Glaucoma entails a buildup of fluid pressure in the eye’s anterior chamber, which lies between the cornea and iris. The eye disease affects about one in 25 Americans, usually after the age of 40. About 85 percent of all cases are chronic open-angle glaucoma, in which the outflow of the clear fluid, called aqueous humor, gradually declines. As the pressure within the anterior chamber increases, the tiny blood vessels that nourish the optic nerve become pinched, causing the nerve to slowly wither and die; the eventual result is blindness. This type of glaucoma may start in one eye and then affect the other eye, with no early warning signs. Closed angle, or congestive, glaucoma, which accounts for less than 10 percent of occurrences, comes on rapidly when the iris is so expanded that it blocks the outflow of fluid. Within days, the eye becomes very red, hard, and painful, causing nausea, and severely disturbed vision, including blurring and halos. Such an attack must be treated as a medical emergency, because the high pressure quickly damages the retina and optic nerve, causing permanent blindness. Congenital, or infantile, glaucoma, a rare birth defect, can also result in blindness if it is not treated early. In some unusual cases, glaucoma is secondary to an infection, tumor, injury, or other circumstance that blocks the outflow of aqueous humor.
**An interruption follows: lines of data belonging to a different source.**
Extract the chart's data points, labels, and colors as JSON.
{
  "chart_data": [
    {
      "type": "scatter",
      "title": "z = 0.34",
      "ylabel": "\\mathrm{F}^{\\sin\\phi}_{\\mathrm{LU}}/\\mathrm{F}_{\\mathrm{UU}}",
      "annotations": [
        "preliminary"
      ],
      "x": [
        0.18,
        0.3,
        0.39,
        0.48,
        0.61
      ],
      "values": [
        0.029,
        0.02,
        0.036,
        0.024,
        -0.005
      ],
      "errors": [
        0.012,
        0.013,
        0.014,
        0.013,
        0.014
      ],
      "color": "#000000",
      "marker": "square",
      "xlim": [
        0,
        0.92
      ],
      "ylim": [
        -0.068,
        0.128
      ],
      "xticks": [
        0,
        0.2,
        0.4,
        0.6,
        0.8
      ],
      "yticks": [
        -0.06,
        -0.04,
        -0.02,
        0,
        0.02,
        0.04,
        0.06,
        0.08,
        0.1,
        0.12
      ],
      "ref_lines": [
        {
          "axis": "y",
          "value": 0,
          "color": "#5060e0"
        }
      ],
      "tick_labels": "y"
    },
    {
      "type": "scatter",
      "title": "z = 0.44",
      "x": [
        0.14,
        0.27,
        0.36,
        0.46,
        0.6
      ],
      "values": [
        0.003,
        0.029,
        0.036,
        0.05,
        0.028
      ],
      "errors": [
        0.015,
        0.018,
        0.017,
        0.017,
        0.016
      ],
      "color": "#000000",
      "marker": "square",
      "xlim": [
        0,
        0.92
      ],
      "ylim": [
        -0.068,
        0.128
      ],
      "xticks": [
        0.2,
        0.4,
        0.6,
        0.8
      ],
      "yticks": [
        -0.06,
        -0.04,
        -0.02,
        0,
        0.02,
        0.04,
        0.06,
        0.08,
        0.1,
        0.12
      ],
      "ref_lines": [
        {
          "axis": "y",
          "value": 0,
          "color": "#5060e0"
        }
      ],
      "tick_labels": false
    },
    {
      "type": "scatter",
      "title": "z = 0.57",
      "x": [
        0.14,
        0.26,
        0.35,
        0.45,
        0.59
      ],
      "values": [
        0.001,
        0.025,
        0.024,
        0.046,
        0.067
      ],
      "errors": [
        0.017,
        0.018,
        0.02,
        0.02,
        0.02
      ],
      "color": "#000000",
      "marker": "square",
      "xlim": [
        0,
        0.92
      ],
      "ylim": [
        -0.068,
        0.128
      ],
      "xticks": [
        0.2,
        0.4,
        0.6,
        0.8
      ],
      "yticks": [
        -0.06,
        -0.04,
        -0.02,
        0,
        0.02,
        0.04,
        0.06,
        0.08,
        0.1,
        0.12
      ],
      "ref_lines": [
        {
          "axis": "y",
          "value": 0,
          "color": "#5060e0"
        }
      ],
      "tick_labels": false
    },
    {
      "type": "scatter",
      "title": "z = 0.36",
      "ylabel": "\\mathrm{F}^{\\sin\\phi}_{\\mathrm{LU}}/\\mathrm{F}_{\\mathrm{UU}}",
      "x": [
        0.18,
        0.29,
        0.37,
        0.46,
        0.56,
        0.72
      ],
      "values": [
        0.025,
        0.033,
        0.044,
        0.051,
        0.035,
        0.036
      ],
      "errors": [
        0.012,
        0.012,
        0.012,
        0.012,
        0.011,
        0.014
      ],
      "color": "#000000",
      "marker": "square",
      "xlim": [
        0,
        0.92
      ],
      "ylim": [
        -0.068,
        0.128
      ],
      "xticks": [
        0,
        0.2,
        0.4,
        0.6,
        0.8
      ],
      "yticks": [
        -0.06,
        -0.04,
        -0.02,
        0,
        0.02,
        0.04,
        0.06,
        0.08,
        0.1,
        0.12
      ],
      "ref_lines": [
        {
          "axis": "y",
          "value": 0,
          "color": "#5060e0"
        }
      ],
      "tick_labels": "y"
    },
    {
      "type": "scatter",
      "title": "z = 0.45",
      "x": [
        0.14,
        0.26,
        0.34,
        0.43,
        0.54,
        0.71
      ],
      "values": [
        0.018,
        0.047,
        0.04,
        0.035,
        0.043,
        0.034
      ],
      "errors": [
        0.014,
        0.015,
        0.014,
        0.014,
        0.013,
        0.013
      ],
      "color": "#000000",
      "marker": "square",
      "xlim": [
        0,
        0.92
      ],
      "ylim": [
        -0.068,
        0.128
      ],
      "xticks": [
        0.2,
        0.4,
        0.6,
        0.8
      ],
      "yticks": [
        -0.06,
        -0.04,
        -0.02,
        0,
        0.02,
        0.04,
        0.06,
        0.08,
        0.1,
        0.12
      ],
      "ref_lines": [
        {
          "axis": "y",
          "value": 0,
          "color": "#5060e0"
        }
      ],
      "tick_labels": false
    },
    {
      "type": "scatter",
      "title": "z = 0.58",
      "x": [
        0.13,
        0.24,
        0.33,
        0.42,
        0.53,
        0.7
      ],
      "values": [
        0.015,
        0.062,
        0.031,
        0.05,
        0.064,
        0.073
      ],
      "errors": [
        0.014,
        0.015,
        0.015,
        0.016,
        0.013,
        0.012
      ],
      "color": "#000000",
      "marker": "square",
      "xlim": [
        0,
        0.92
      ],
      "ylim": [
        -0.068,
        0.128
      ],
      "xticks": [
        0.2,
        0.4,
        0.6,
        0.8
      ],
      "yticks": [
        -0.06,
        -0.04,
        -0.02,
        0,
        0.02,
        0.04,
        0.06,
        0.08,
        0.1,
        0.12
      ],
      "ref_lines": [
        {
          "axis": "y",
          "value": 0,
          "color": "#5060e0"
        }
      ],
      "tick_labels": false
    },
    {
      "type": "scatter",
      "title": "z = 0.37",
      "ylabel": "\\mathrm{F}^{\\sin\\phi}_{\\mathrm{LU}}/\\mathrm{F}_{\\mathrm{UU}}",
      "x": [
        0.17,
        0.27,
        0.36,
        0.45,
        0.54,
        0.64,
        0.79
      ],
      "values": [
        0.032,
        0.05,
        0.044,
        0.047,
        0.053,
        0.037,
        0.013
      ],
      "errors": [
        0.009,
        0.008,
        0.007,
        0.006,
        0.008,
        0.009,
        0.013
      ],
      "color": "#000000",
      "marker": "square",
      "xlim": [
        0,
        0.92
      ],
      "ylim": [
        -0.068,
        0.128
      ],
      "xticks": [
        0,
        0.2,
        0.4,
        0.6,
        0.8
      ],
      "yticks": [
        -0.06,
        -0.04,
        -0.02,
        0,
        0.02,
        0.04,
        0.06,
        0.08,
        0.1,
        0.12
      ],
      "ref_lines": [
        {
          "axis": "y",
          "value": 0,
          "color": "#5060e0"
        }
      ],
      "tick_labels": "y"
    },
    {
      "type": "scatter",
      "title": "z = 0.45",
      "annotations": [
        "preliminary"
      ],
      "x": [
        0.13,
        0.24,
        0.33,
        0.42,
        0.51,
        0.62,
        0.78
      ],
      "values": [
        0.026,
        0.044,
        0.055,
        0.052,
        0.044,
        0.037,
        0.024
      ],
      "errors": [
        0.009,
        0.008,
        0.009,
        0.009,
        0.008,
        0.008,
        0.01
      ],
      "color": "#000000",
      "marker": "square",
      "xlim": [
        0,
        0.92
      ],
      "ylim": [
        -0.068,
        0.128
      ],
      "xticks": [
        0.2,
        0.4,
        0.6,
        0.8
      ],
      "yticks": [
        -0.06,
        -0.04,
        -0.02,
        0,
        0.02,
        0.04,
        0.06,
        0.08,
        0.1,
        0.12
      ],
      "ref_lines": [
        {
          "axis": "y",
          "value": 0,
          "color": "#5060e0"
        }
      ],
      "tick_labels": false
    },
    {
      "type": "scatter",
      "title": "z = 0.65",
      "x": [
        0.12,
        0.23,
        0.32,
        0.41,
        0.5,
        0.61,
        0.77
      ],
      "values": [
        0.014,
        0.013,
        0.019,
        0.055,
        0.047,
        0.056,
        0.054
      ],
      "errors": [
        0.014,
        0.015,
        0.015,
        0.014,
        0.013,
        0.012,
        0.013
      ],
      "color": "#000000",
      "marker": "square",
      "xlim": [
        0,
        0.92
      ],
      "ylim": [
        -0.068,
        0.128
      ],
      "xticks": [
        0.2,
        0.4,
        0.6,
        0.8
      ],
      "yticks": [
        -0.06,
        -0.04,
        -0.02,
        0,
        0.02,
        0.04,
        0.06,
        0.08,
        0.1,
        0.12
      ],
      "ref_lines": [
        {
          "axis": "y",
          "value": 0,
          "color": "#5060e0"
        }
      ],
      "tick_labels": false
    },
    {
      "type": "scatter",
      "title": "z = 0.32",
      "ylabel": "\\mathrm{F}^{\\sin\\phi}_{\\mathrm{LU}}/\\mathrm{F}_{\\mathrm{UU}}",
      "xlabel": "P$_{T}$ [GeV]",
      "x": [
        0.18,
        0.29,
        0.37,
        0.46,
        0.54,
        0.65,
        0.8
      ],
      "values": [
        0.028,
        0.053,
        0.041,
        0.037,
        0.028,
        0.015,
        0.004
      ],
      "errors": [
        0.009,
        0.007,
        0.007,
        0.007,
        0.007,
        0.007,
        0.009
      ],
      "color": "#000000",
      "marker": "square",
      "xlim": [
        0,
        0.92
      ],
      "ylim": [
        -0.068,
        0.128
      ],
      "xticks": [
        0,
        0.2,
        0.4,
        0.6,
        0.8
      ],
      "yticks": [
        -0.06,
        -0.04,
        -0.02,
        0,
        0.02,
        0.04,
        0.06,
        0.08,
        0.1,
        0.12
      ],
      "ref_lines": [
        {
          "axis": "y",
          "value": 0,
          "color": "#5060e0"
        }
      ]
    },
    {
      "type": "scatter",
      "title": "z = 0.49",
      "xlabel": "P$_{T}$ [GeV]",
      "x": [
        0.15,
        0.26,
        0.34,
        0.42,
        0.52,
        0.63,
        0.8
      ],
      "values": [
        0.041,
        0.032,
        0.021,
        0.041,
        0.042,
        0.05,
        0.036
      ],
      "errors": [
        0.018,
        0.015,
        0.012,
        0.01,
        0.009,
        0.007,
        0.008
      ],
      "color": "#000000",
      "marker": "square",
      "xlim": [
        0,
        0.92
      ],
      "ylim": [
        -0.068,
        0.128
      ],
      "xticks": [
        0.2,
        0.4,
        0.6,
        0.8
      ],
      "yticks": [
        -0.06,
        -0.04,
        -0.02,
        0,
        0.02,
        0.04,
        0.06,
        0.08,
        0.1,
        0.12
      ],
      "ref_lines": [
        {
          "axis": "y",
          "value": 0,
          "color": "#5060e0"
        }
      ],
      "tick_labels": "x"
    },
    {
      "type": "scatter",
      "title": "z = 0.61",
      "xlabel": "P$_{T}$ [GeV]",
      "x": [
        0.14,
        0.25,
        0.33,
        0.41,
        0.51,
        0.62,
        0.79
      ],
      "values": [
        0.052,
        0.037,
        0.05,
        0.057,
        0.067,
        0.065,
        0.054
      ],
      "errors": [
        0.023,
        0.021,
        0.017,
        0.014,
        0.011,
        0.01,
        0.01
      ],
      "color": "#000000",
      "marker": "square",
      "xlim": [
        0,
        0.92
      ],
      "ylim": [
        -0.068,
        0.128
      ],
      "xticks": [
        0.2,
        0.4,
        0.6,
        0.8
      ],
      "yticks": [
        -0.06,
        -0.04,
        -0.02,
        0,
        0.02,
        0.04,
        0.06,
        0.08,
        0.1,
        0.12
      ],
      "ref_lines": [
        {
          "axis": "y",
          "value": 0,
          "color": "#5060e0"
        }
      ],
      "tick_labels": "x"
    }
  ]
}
Other Causes of Vision Disturbances
Many disorders can cause halos, tunnel vision, blurred vision, and other symptoms similar to those of glaucoma; they include a detached retina, macular degeneration, a stroke or mini-stroke, and a tumor of the eye or brain. An eye injury or infection or the presence of a foreign object can also disturb vision.
Diagnostic Studies And Procedures
Because open angle glaucoma generally has no obvious symptoms until it has already damaged the eye, about half of those with the disease do not know they have it. Early diagnosis, essential to prevent vision loss, is possible with a simple procedure called tonometry, in which a probe touches the eyeball to measure pressure in the anterior chamber. Tonometry should be part of a routine eye examination at least every other year after the area of age of35. Although a puff of air may be used to measure eye pressure, this test is not as accurate as the probe. When pressure is abnormally high, further tests are necessary, including an evaluation of peripheral vision. An ophthalmologist diagnoses acute congestive glaucoma on the basis of the sudden onset of symptoms, an eye examination, and tonometry. A doctor may suspect congenital glaucoma when a baby is born with or soon develops an enlarged, protruding eyeball.